Luego levanto despacio los párpados, como a cámara lenta.

Miro mi cuerpo, mis ojos negros, mis pechos pequeños, mis michelines y mi bosque de vello oscuro y me veo guapa, y os juro que en ese instante soy guapa, incluso muy guapa.

Esa belleza me hace profundamente feliz. Enormemente fuerte.
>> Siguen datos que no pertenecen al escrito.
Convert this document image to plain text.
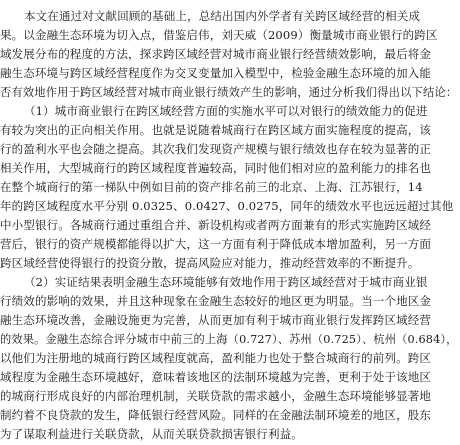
本文在通过对文献回顾的基础上，总结出国内外学者有关跨区域经营的相关成
果。以金融生态环境为切入点，借鉴启伟，刘天威（2009）衡量城市商业银行的跨区
域发展分布的程度的方法，探求跨区域经营对城市商业银行经营绩效影响，最后将金
融生态环境与跨区域经营程度作为交叉变量加入模型中，检验金融生态环境的加入能
否有效地作用于跨区域经营对城市商业银行绩效产生的影响，通过分析我们得出以下结论：
（1）城市商业银行在跨区域经营方面的实施水平可以对银行的绩效能力的促进
有较为突出的正向相关作用。也就是说随着城商行在跨区域方面实施程度的提高，该
行的盈利水平也会随之提高。其次我们发现资产规模与银行绩效也存在较为显著的正
相关作用，大型城商行的跨区域程度普遍较高，同时他们相对应的盈利能力的排名也
在整个城商行的第一梯队中例如目前的资产排名前三的北京、上海、江苏银行，14
年的跨区域程度水平分别 0.0325、0.0427、0.0275，同年的绩效水平也远远超过其他
中小型银行。各城商行通过重组合并、新设机构或者两方面兼有的形式实施跨区域经
营后，银行的资产规模都能得以扩大，这一方面有利于降低成本增加盈利，另一方面
跨区域经营使得银行的投资分散，提高风险应对能力，推动经营效率的不断提升。
（2）实证结果表明金融生态环境能够有效地作用于跨区域经营对于城市商业银
行绩效的影响的效果，并且这种现象在金融生态较好的地区更为明显。当一个地区金
融生态环境改善，金融设施更为完善，从而更加有利于城市商业银行发挥跨区域经营
的效果。金融生态综合评分城市中前三的上海（0.727）、苏州（0.725）、杭州（0.684），
以他们为注册地的城商行跨区域程度就高，盈利能力也处于整合城商行的前列。跨区
域程度为金融生态环境越好，意味着该地区的法制环境越为完善，更利于处于该地区
的城商行形成良好的内部治理机制，关联贷款的需求越小，金融生态环境能够显著地
制约着不良贷款的发生，降低银行经营风险。同样的在金融法制环境差的地区，股东
为了谋取利益进行关联贷款，从而关联贷款损害银行利益。
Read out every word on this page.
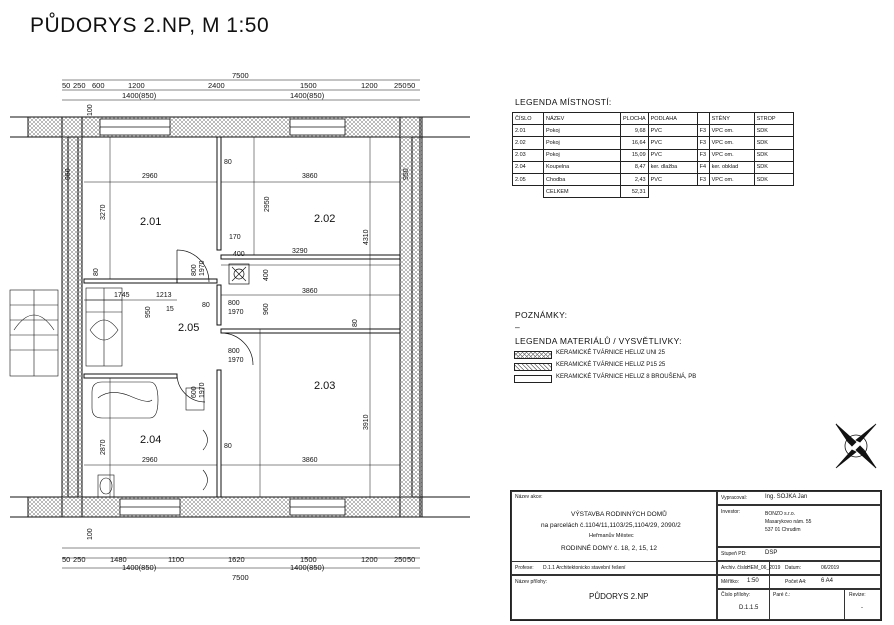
PŮDORYS 2.NP, M 1:50
7500
50 250 600	1200	2400	1500	1200 250 50
1400(850)	1400(850)
50 250	1480	1100	1620	1500	1200 250 50
1400(850)	1400(850)
7500
2.01	2.02
2.03
2.04
2.05
2960	3860
3860
2960
1745
3290
3860
1213
15
170
400
80
80
80	800
1970
800
1970
3270
2950
3910
2870
4310
960
400
80
80
800 1970
600 1970
100
100
950
950	950
LEGENDA MÍSTNOSTÍ:
ČÍSLO	NÁZEV	PLOCHA	PODLAHA		STĚNY	STROP
2.01	Pokoj	9,68	PVC	F3	VPC om.	SDK
2.02	Pokoj	16,64	PVC	F3	VPC om.	SDK
2.03	Pokoj	15,09	PVC	F3	VPC om.	SDK
2.04	Koupelna	8,47	ker. dlažba	F4	ker. obklad	SDK
2.05	Chodba	2,43	PVC	F3	VPC om.	SDK
	CELKEM	52,31				
POZNÁMKY:
–
LEGENDA MATERIÁLŮ / VYSVĚTLIVKY:
KERAMICKÉ TVÁRNICE HELUZ UNI 25
KERAMICKÉ TVÁRNICE HELUZ P15 25
KERAMICKÉ TVÁRNICE HELUZ 8 BROUŠENÁ, PB
Název akce:
VÝSTAVBA RODINNÝCH DOMŮ
na parcelách č.1104/11,1103/25,1104/29, 2090/2
Heřmanův Městec
RODINNÉ DOMY č. 18, 2, 15, 12
Vypracoval:	Ing. SOJKA Jan
Investor:	BONZO s.r.o.
Masarykovo nám. 55
537 01 Chrudim
Stupeň PD:	DSP
Profese: D.1.1 Architektonicko stavební řešení	Archiv. číslo:
HEM_06_2019 Datum:	06/2019
Název přílohy:
PŮDORYS 2.NP
Měřítko: 1:50	Počet A4: 6 A4
Číslo přílohy:
D.1.1.5
Paré č.:	Revize:
-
Me hace olvidar las cosas feas. La mercería un poco aburrida. Las conversaciones superfluas y la Loto de Danièle y Françoise, las gemelas de la peluquería y centro de estética que está al lado de la mercería. Esa belleza me hace olvidar las cosas inmóviles. Como una vida sin aventuras. Como esta ciudad

espantosa, sin aeropuerto; esta ciudad gris de la que no se puede huir y a la que jamás llega nadie, ningún ladrón de corazones, ningún caballero blanco montado en un caballo blanco.

Arras. 42 000 habitantes, 4 hipermercados, 11 supermercados, 4 fast-foods, unas cuantas calles medievales, una placa en la calle Miroir-de-Venise que informa a los transeúntes y a los olvidadizos de que allí nació el popular policía Eugène-François Vidocq el 24 de julio de 1775. Y mi mercería.

Desnuda, tan guapa frente al espejo, tengo la impresión de que me bastaría mover los brazos para echar a volar, ligera, graciosa; para que mi cuerpo se uniera a los de los libros de arte que había en la casa de mi infancia. Sería entonces, definitivamente, tan hermoso como ellos.

Pero nunca me atrevo.

El ruido de Jo, abajo, siempre me sorprende. Un crujido en la seda de mi sueño. Me visto deprisa y corriendo. La sombra cubre la claridad de mi piel. Yo sé que hay una belleza rara bajo mi ropa. Pero Jo nunca la ve.

Una vez me dijo que era guapa. Hace más de veinte años y yo tenía algo más de veinte años. Iba preciosa, con un vestido azul, un cinturón dorado, un falso aire de Dior; quería acostarse conmigo. Su cumplido pudo más que mi precioso vestido.

Ya lo veis, nos mentimos continuamente.

Porque el amor no resistiría la verdad.